Richard Lambert Chief Executive at the National Landlords Association discusses the reality of section 21 notices
Shelter issued new figures recently suggesting there is a crisis in the private rented sector due to landlords evicting tenants for complaining about standards of their rented property –“revenge evictions” as they now call them. However, if you look more closely at these figures, their argument starts to unravel.
Shelter’s figures suggest there has been a rise in complaints concerning retaliatory or revenge evictions. The difficulty is how to prove that issuing possession proceedings really is an act of retaliation against a tenant. Simply serving a Section 21 notice should not be classed as a revenge eviction. There are many reasons a landlord would need or want to serve one, and so long as they do it the right way, it is their right to do so for whatever reason they think fit.

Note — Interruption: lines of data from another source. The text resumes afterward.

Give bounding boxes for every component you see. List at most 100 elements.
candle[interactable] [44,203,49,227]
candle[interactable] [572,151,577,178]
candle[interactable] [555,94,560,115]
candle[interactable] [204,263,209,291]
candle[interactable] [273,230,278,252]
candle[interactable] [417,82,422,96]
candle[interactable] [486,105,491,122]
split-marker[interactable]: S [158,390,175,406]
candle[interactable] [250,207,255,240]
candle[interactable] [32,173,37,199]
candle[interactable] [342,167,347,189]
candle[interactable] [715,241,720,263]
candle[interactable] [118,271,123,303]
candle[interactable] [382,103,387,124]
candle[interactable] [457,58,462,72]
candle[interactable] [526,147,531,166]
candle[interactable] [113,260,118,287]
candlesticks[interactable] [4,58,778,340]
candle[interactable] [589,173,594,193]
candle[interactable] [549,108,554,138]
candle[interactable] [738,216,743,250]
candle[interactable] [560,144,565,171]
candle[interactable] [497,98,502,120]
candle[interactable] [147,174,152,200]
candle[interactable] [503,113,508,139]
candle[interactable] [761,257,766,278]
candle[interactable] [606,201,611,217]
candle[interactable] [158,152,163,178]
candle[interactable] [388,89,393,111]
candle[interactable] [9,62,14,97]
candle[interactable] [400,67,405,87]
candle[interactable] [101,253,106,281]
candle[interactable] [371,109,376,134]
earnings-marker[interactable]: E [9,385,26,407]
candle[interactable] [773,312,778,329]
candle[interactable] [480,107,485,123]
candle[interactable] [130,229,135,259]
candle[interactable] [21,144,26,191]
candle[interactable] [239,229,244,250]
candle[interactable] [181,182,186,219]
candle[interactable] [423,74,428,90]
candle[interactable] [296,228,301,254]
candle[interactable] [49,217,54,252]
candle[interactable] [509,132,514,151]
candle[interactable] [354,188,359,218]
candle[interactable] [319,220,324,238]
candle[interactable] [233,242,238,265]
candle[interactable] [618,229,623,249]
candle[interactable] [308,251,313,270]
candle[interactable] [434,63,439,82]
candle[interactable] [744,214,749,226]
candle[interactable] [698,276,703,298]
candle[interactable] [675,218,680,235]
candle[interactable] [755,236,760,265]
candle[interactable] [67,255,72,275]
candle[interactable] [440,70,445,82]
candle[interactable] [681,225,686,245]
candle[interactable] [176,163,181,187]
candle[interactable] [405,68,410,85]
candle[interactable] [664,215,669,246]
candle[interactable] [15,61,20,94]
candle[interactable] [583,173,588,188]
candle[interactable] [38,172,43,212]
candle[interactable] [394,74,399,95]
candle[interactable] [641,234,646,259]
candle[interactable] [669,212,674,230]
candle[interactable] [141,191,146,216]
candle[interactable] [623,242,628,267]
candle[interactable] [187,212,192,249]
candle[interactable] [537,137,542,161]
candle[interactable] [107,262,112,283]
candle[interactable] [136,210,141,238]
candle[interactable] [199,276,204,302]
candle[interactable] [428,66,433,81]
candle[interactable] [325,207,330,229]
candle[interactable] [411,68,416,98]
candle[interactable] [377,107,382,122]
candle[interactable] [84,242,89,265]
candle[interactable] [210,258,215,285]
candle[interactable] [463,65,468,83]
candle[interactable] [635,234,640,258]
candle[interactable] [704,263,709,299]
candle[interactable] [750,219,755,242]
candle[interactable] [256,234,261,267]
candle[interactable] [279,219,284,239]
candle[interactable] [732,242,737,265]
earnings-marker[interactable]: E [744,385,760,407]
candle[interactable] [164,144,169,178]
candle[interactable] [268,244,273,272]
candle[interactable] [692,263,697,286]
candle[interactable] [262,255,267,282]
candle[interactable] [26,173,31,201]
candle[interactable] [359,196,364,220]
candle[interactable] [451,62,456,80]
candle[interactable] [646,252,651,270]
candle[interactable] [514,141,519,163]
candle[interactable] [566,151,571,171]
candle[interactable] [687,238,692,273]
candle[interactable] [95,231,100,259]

The overwhelming majority of landlords want their property occupied, rent paid and for their tenants to have a comfortable long-term tenancy. Like any other business they want happy customers and steady income. They’re not out for revenge; we don’t talk about any other service provider seeking revenge from their customers and there is no reason to suspect landlords are any different.
Landlords want stable tenancies and NLA statistics show that most are. The average tenancy lasts just over two and a half years and in reality the vast majority of tenancy durations are terminated by the tenant, not the landlord. When the landlord does terminate the tenancy, the cause more often than not is rent arrears. A property will inevitably have some problems during its lifetime as a rental property – indeed, a quarter of landlords’ rental income is spent on repairs and maintenance – but most would think evicting to avoid repairing creates two problems instead of one. The repairs are still needed, but now there is a void, so no income coming in.
Seeking possession can be an expensive business, often stressful for the landlord as well as the tenant. Nor is it automatically the best business option. Ending a tenancy, re-marketing and letting all cost.
Crisis it is not
We are all worldly enough to know that retaliatory evictions do happen, and it is terrible that anyone should lose their home due to the poor, or even criminal, behaviour of their landlord. Nevertheless, the NLA does not believe that the figures cited by Shelter represent a ‘crisis’.
Their figure of 7,600 renters at risk of eviction equates to 0.19% of renters in England (9m), implying that that 99.81% are not experiencing these problems.
Furthermore, the 4,000 renters ‘losing their homes’ represents 0.1% of households in England who rent privately. You have to question whether one tenth of one per cent of tenancies coming to an end is an indication of market failure.
The question remains: is a failure rate of between 0.1 and 0.19% of the market a ‘crisis’? A situation which needs improving, yes, but ‘crisis’ is stretching it too far.
Councils to tackle the issue
The one thing we can agree with Shelter on is that there are some bad landlords, who may end a tenancy if they think they can get away with a new tenant putting up with the problems, and these landlords need to be tackled. Councils need to target bad landlords and force them out of the private rented sector. It is down to local and central government to prosecute publicly and effectively to make it clear that ignoring property standards is already illegal.
Public prosecutions can really help to drill home that bad practice is unacceptable and that there are consequences. Unfortunately, in 2012, fewer than 500 landlords were prosecuted; compare this with the 155,000 people prosecuted for not having a TV licence. Councils should also receive a proportion of prosecution fines in order to incentivise future enforcement activity to protect tenants from the few who think they can get away with poor or illegal property practices.